Monday, March 22, 2010

Chicken-and-Melon-Stuffed Shells


Bring together the fresh taste of melons and the ease of cooking pasta shells for this surprising, light twist on dinner. All the ingredients are available at your local grocery store

Ingredients

* 1/2 of a medium cantaloupe, halved and seeded
* 4 dried jumbo macaroni shells
* 3 ounces chopped cooked chicken breast
* 1/4 cup diced honeydew melon
* 2 tablespoons plain fat-free yogurt
* 1 tablespoon lemon juice
* 1 1/2 teaspoons chopped fresh chives
* 1/2 teaspoon Dijon-style mustard
* Fresh thyme sprigs (optional)

Directions

Cut the cantaloupe half into thirds; cover and chill two of the wedges.

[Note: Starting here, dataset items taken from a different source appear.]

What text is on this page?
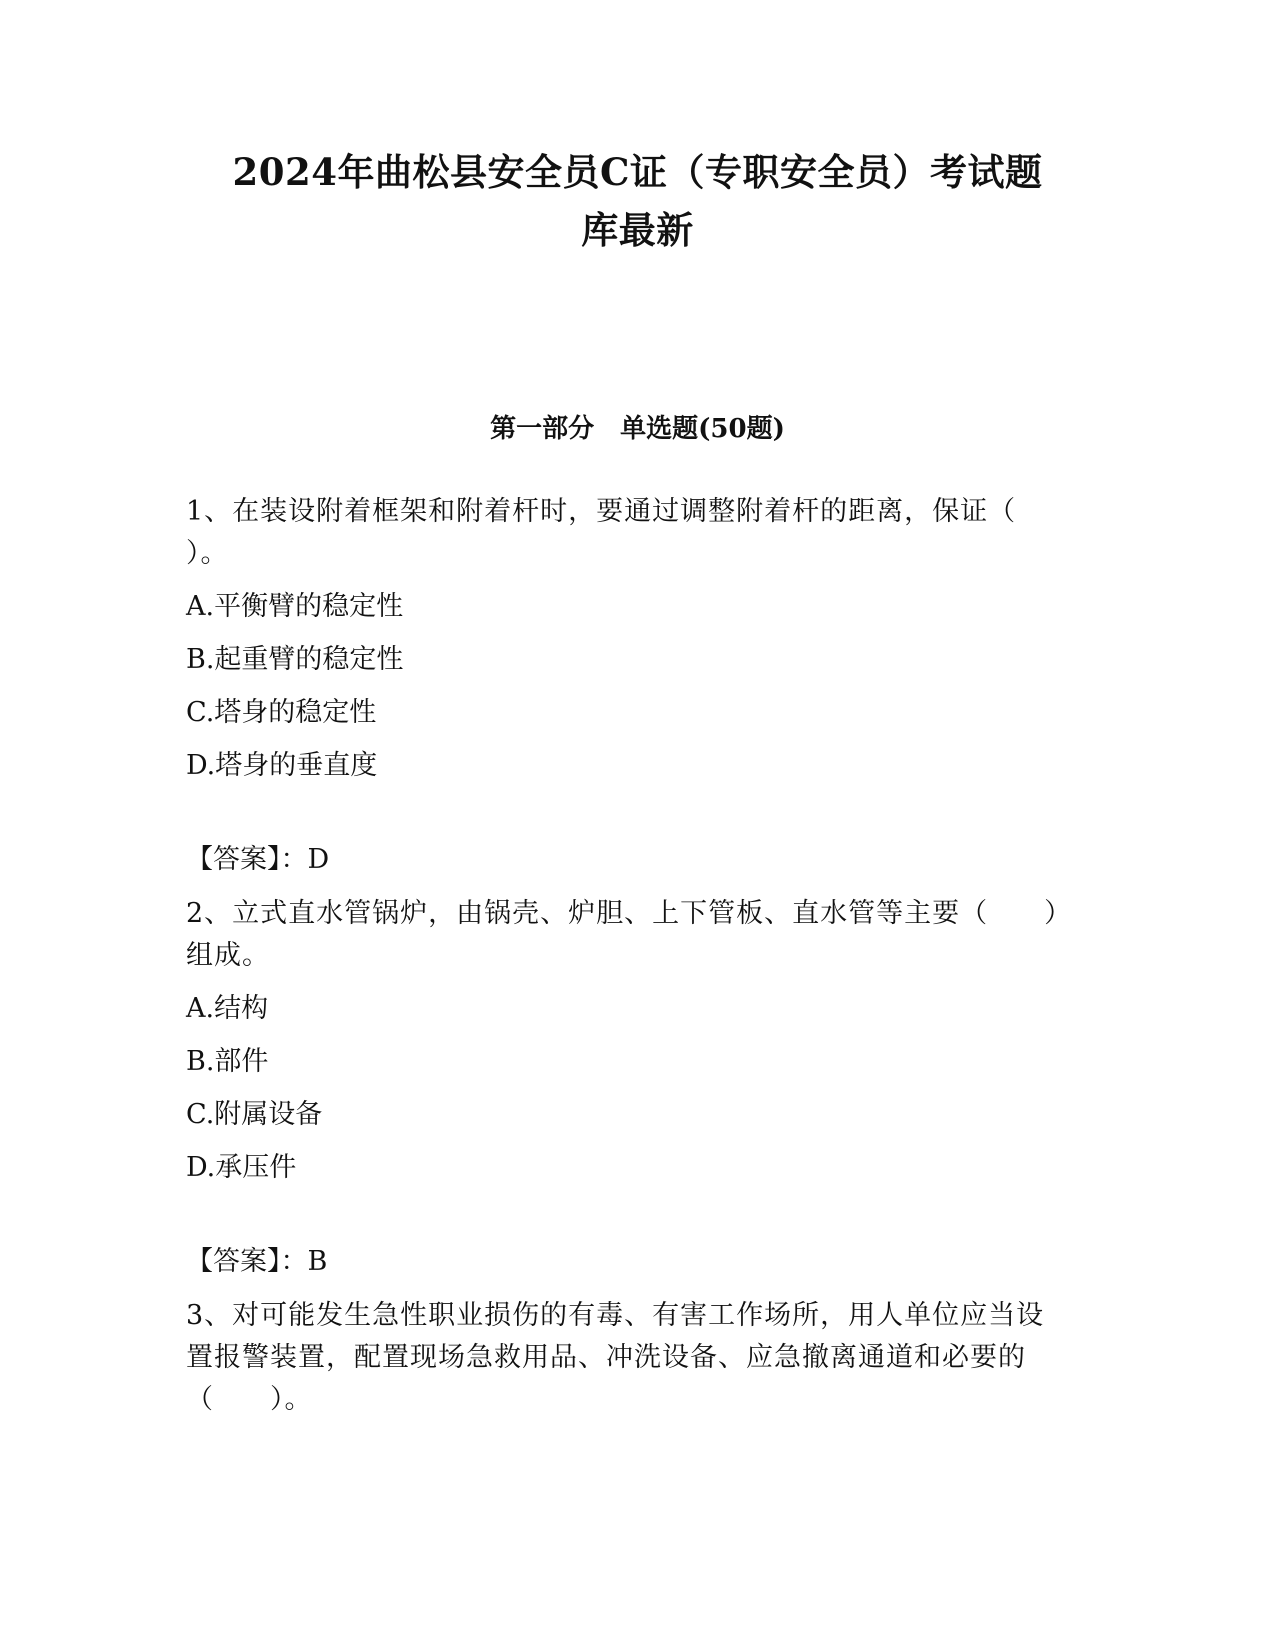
2024年曲松县安全员C证（专职安全员）考试题
库最新
第一部分　单选题(50题)

1、在装设附着框架和附着杆时，要通过调整附着杆的距离，保证（

）。

A.平衡臂的稳定性

B.起重臂的稳定性

C.塔身的稳定性

D.塔身的垂直度

【答案】：D

2、立式直水管锅炉，由锅壳、炉胆、上下管板、直水管等主要（　　）

组成。

A.结构

B.部件

C.附属设备

D.承压件

【答案】：B

3、对可能发生急性职业损伤的有毒、有害工作场所，用人单位应当设

置报警装置，配置现场急救用品、冲洗设备、应急撤离通道和必要的

（　　）。
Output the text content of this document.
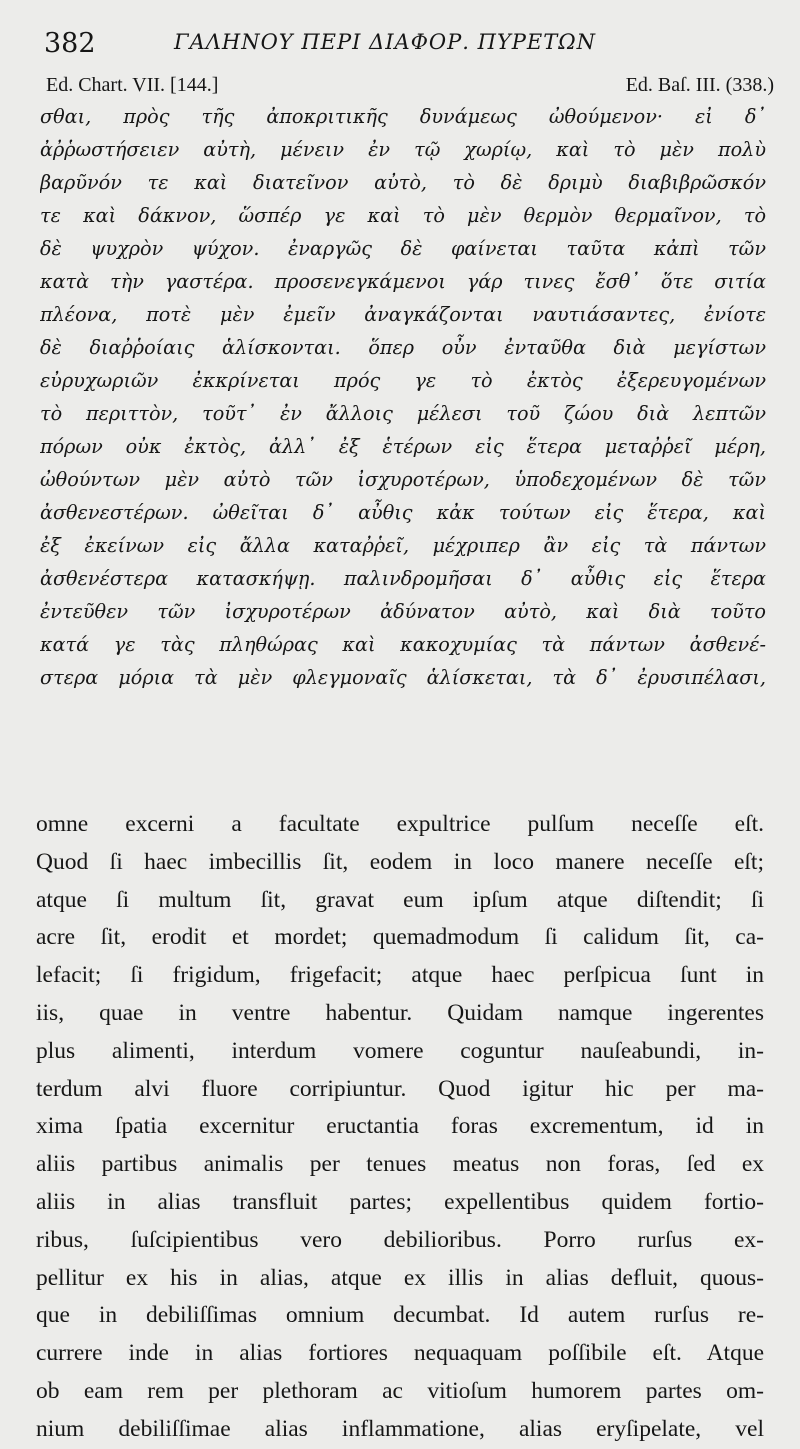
382	ΓΑΛΗΝΟΥ ΠΕΡΙ ΔΙΑΦΟΡ. ΠΥΡΕΤΩΝ
Ed. Chart. VII. [144.]	Ed. Baſ. III. (338.)
σθαι, πρὸς τῆς ἀποκριτικῆς δυνάμεως ὠθούμενον· εἰ δ᾽
ἀῤῥωστήσειεν αὐτὴ, μένειν ἐν τῷ χωρίῳ, καὶ τὸ μὲν πολὺ
βαρῦνόν τε καὶ διατεῖνον αὐτὸ, τὸ δὲ δριμὺ διαβιβρῶσκόν
τε καὶ δάκνον, ὥσπέρ γε καὶ τὸ μὲν θερμὸν θερμαῖνον, τὸ
δὲ ψυχρὸν ψύχον. ἐναργῶς δὲ φαίνεται ταῦτα κἀπὶ τῶν
κατὰ τὴν γαστέρα. προσενεγκάμενοι γάρ τινες ἔσθ᾽ ὅτε σιτία
πλέονα, ποτὲ μὲν ἐμεῖν ἀναγκάζονται ναυτιάσαντες, ἐνίοτε
δὲ διαῤῥοίαις ἁλίσκονται. ὅπερ οὖν ἐνταῦθα διὰ μεγίστων
εὐρυχωριῶν ἐκκρίνεται πρός γε τὸ ἐκτὸς ἐξερευγομένων
τὸ περιττὸν, τοῦτ᾽ ἐν ἄλλοις μέλεσι τοῦ ζώου διὰ λεπτῶν
πόρων οὐκ ἐκτὸς, ἀλλ᾽ ἐξ ἑτέρων εἰς ἕτερα μεταῤῥεῖ μέρη,
ὠθούντων μὲν αὐτὸ τῶν ἰσχυροτέρων, ὑποδεχομένων δὲ τῶν
ἀσθενεστέρων. ὠθεῖται δ᾽ αὖθις κἀκ τούτων εἰς ἕτερα, καὶ
ἐξ ἐκείνων εἰς ἄλλα καταῤῥεῖ, μέχριπερ ἂν εἰς τὰ πάντων
ἀσθενέστερα κατασκήψῃ. παλινδρομῆσαι δ᾽ αὖθις εἰς ἕτερα
ἐντεῦθεν τῶν ἰσχυροτέρων ἀδύνατον αὐτὸ, καὶ διὰ τοῦτο
κατά γε τὰς πληθώρας καὶ κακοχυμίας τὰ πάντων ἀσθενέ-
στερα μόρια τὰ μὲν φλεγμοναῖς ἁλίσκεται, τὰ δ᾽ ἐρυσιπέλασι,
omne excerni a facultate expultrice pulſum neceſſe eſt.
Quod ſi haec imbecillis ſit, eodem in loco manere neceſſe eſt;
atque ſi multum ſit, gravat eum ipſum atque diſtendit; ſi
acre ſit, erodit et mordet; quemadmodum ſi calidum ſit, ca-
lefacit; ſi frigidum, frigefacit; atque haec perſpicua ſunt in
iis, quae in ventre habentur. Quidam namque ingerentes
plus alimenti, interdum vomere coguntur nauſeabundi, in-
terdum alvi fluore corripiuntur. Quod igitur hic per ma-
xima ſpatia excernitur eructantia foras excrementum, id in
aliis partibus animalis per tenues meatus non foras, ſed ex
aliis in alias transfluit partes; expellentibus quidem fortio-
ribus, ſuſcipientibus vero debilioribus. Porro rurſus ex-
pellitur ex his in alias, atque ex illis in alias defluit, quous-
que in debiliſſimas omnium decumbat. Id autem rurſus re-
currere inde in alias fortiores nequaquam poſſibile eſt. Atque
ob eam rem per plethoram ac vitioſum humorem partes om-
nium debiliſſimae alias inflammatione, alias eryſipelate, vel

Peel and dice remaining wedge; set aside.

Cook macaroni shells according to package directions. Drain and rinse with cold water. Drain again; set aside.

In a small bowl, combine diced cantaloupe, chicken, honeydew, yogurt, lemon juice, chives, and mustard. Spoon about 1/4 cup of the mixture into each pasta shell. Arrange two filled shells and a chilled cantaloupe wedge on each of two serving dishes. If desired, garnish with thyme sprigs.